Q analysis and Transmission box for Purcell factor

Hi

I am working on calculating the Purcell factor using power ratio manually without using “Purcell” in FDTD. And also looking for resonant modes and its Q factor( Vertical Q) in a photonic crystal.

I have 2 Questions while simulation.

First, I tried to calculate 3D Q factor using (high) Q Analysis in Analysis group. But after running the simulation, at the result view, “Q” of the Q analysis shows a weird graph. I attached the graph below. I don’t know what the problem is.
Also, I tried to measure 2D Q factor(Vertical Q) using Q Analysis in Analysis group same as above. This also has the same problem.
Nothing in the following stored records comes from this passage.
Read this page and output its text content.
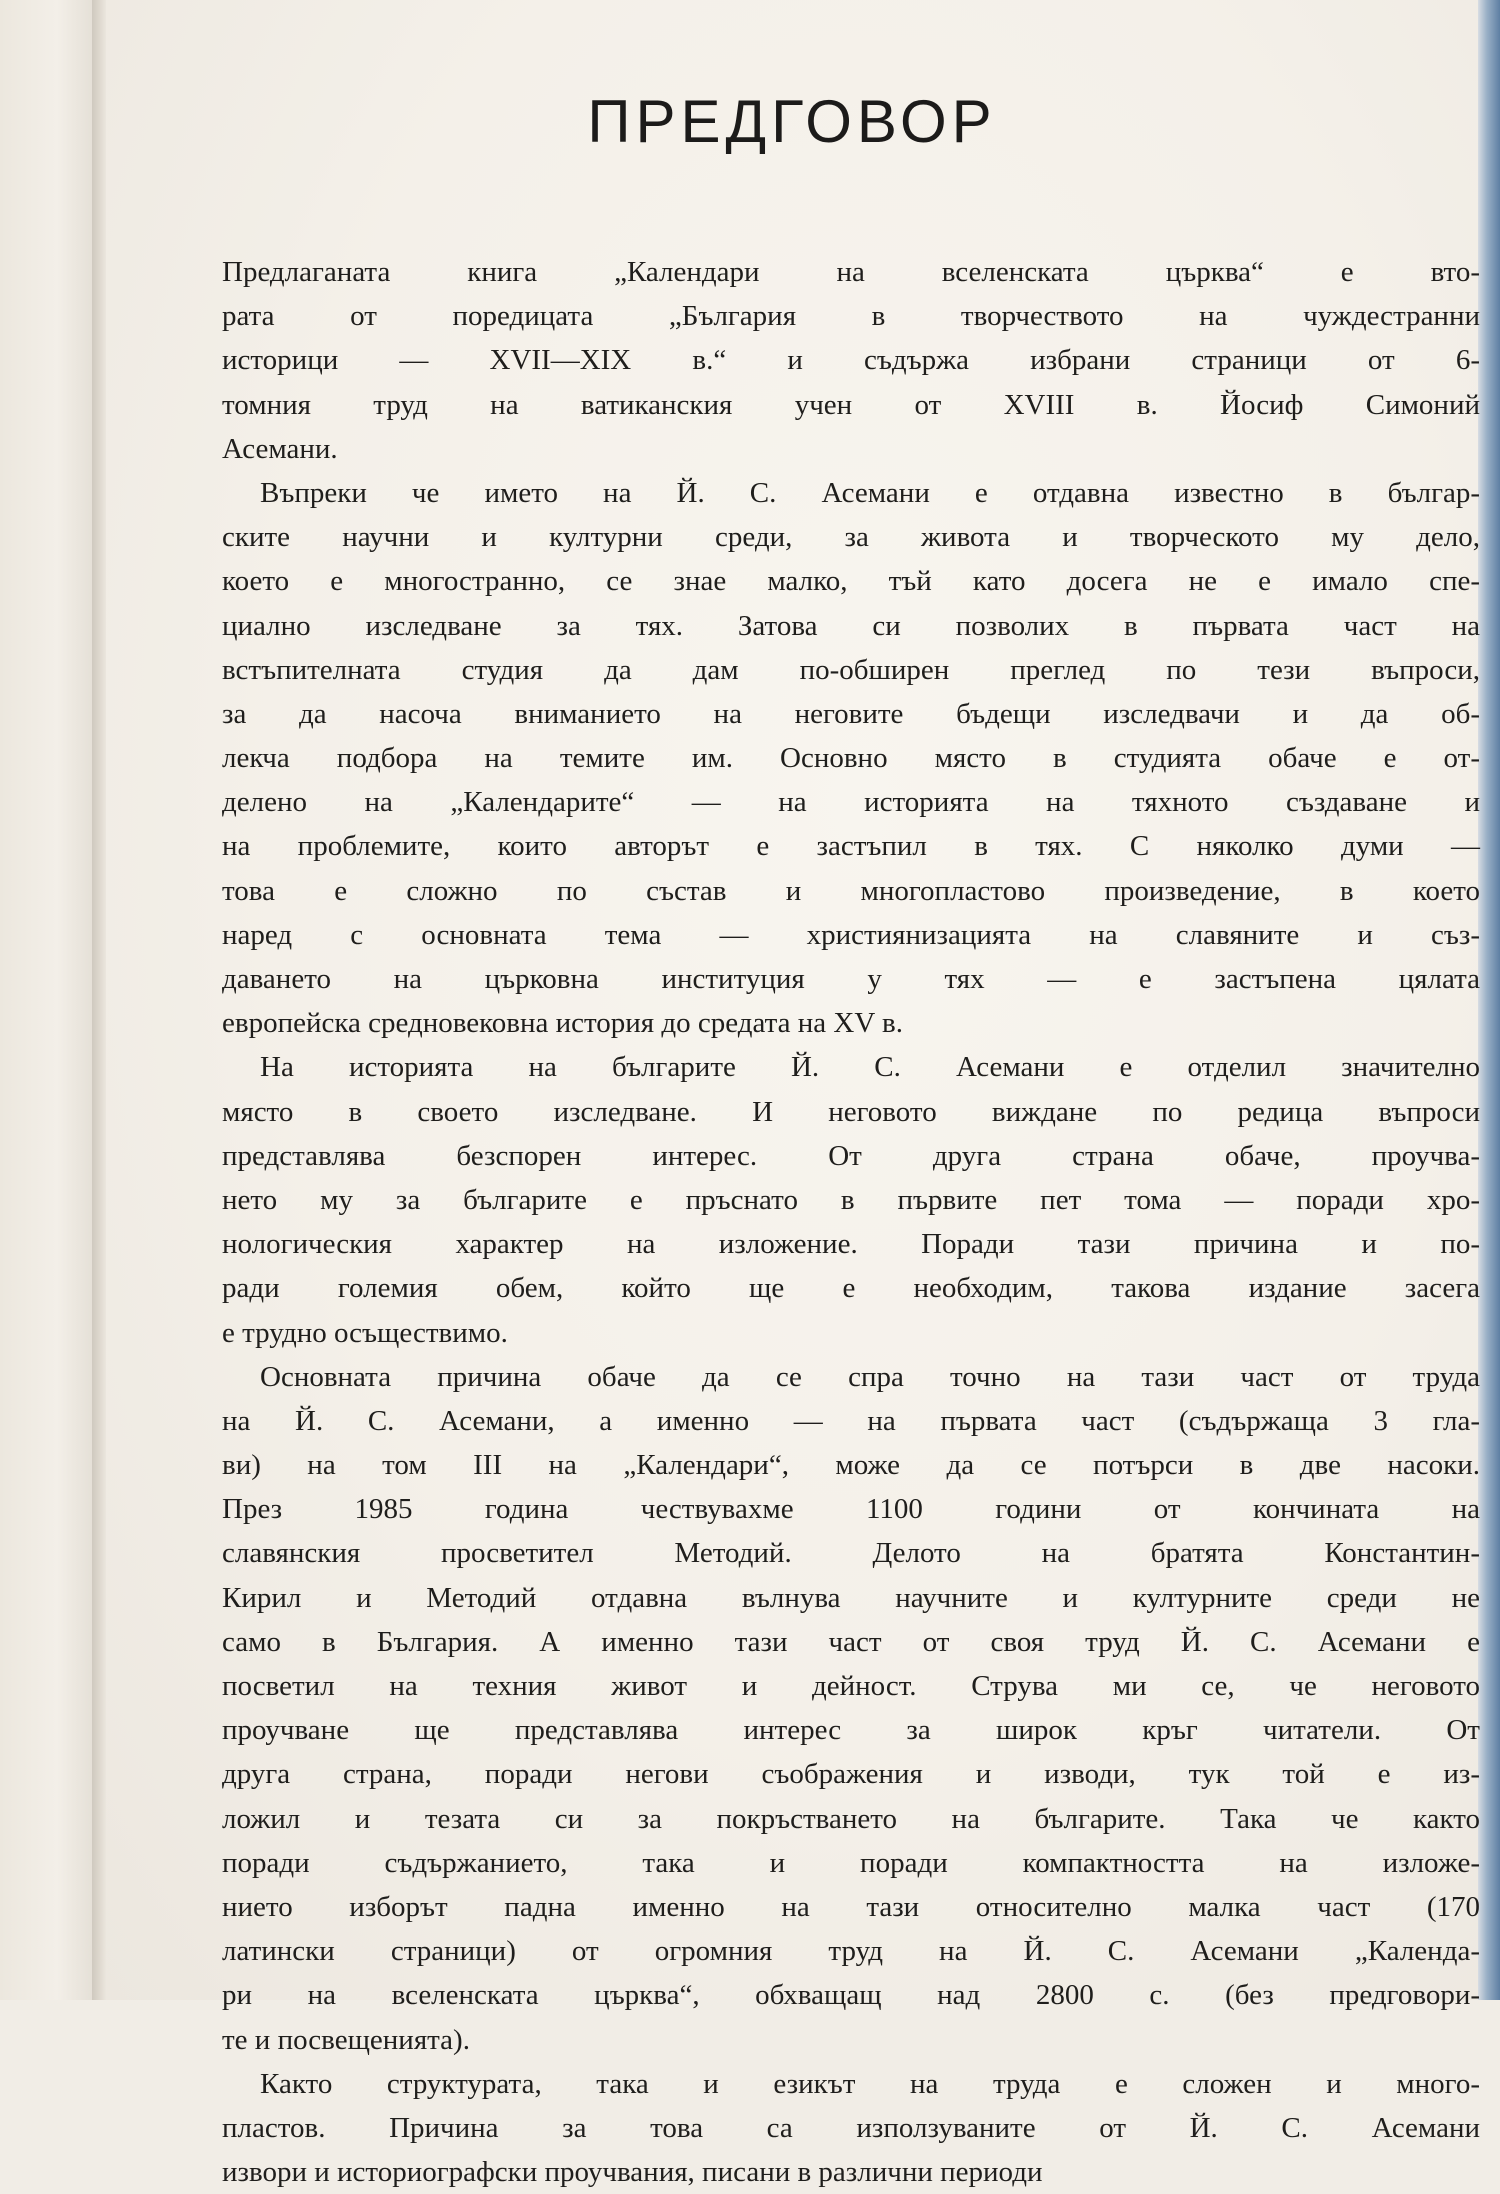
ПРЕДГОВОР
Предлаганата книга „Календари на вселенската църква“ е вто-
рата от поредицата „България в творчеството на чуждестранни
историци — XVII—XIX в.“ и съдържа избрани страници от 6-
томния труд на ватиканския учен от XVIII в. Йосиф Симоний
Асемани.
Въпреки че името на Й. С. Асемани е отдавна известно в българ-
ските научни и културни среди, за живота и творческото му дело,
което е многостранно, се знае малко, тъй като досега не е имало спе-
циално изследване за тях. Затова си позволих в първата част на
встъпителната студия да дам по-обширен преглед по тези въпроси,
за да насоча вниманието на неговите бъдещи изследвачи и да об-
лекча подбора на темите им. Основно място в студията обаче е от-
делено на „Календарите“ — на историята на тяхното създаване и
на проблемите, които авторът е застъпил в тях. С няколко думи —
това е сложно по състав и многопластово произведение, в което
наред с основната тема — християнизацията на славяните и съз-
даването на църковна институция у тях — е застъпена цялата
европейска средновековна история до средата на XV в.
На историята на българите Й. С. Асемани е отделил значително
място в своето изследване. И неговото виждане по редица въпроси
представлява безспорен интерес. От друга страна обаче, проучва-
нето му за българите е пръснато в първите пет тома — поради хро-
нологическия характер на изложение. Поради тази причина и по-
ради големия обем, който ще е необходим, такова издание засега
е трудно осъществимо.
Основната причина обаче да се спра точно на тази част от труда
на Й. С. Асемани, а именно — на първата част (съдържаща 3 гла-
ви) на том III на „Календари“, може да се потърси в две насоки.
През 1985 година чествувахме 1100 години от кончината на
славянския просветител Методий. Делото на братята Константин-
Кирил и Методий отдавна вълнува научните и културните среди не
само в България. А именно тази част от своя труд Й. С. Асемани е
посветил на техния живот и дейност. Струва ми се, че неговото
проучване ще представлява интерес за широк кръг читатели. От
друга страна, поради негови съображения и изводи, тук той е из-
ложил и тезата си за покръстването на българите. Така че както
поради съдържанието, така и поради компактността на изложе-
нието изборът падна именно на тази относително малка част (170
латински страници) от огромния труд на Й. С. Асемани „Календа-
ри на вселенската църква“, обхващащ над 2800 с. (без предговори-
те и посвещенията).
Както структурата, така и езикът на труда е сложен и много-
пластов. Причина за това са използуваните от Й. С. Асемани
извори и историографски проучвания, писани в различни периоди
Second, I wanted to calculate the Purcell factor with Transmission box in Analysis group. I tried to use this data to calculate the Purcell factor divide by the data from Transmission box without the structure.
The graph of the transmission box, it shows negative power. the structure is a passive cavity, So I think there should be no negative power. Because negative power means power flow into the structure.

q%20fcato
Q factor graph

trans%20box
transmission box

https://1drv.ms/u/s!AofBckjBI5QPg7QQpCPypwBQVAyN_Q?e=BfDmym
Here is my .fsp File

kindly

JOOHYUNG

Hello @lilatop,

In regard to your question on transmission. The z span of your monitors is too small, and so the evanescent fields are distorting your results. The monitors should be well away from the structure so the radiation they see is being actually being radiated to the PML. It is likely though I haven’t run your simulation the simulation is too short and is ending before the auto-shutoff is reached.

The Q analysis groups are explained in that link, please make sure that the conditions for the time monitors are being met. I believe that your simulation has gotten too complicated too quickly. I would recommend first finding the resonant modes which can be done using a dipole cloud. Then think about how to excite the modes of interest, and consider whether you need so many dipoles? These will complicate your calculations, and so limiting the number of them will make the analysis cleaner. Which sort of Q factor do you have? Use the appropriate analysis group.

Also it would be quite simple to use the Purcell enhancement returned by the dipole given that you are not using lossy or dispersive materials. Why the need to use the transmission monitors and so many sources?

To get a better sense of what is going on you might want to run three short simulations with a single dipole using ,x,y,z orientation. Look at which modes are excited, how slowly they decay, and get the Purcell enhancement for a dipole emitter at the center of the cavity.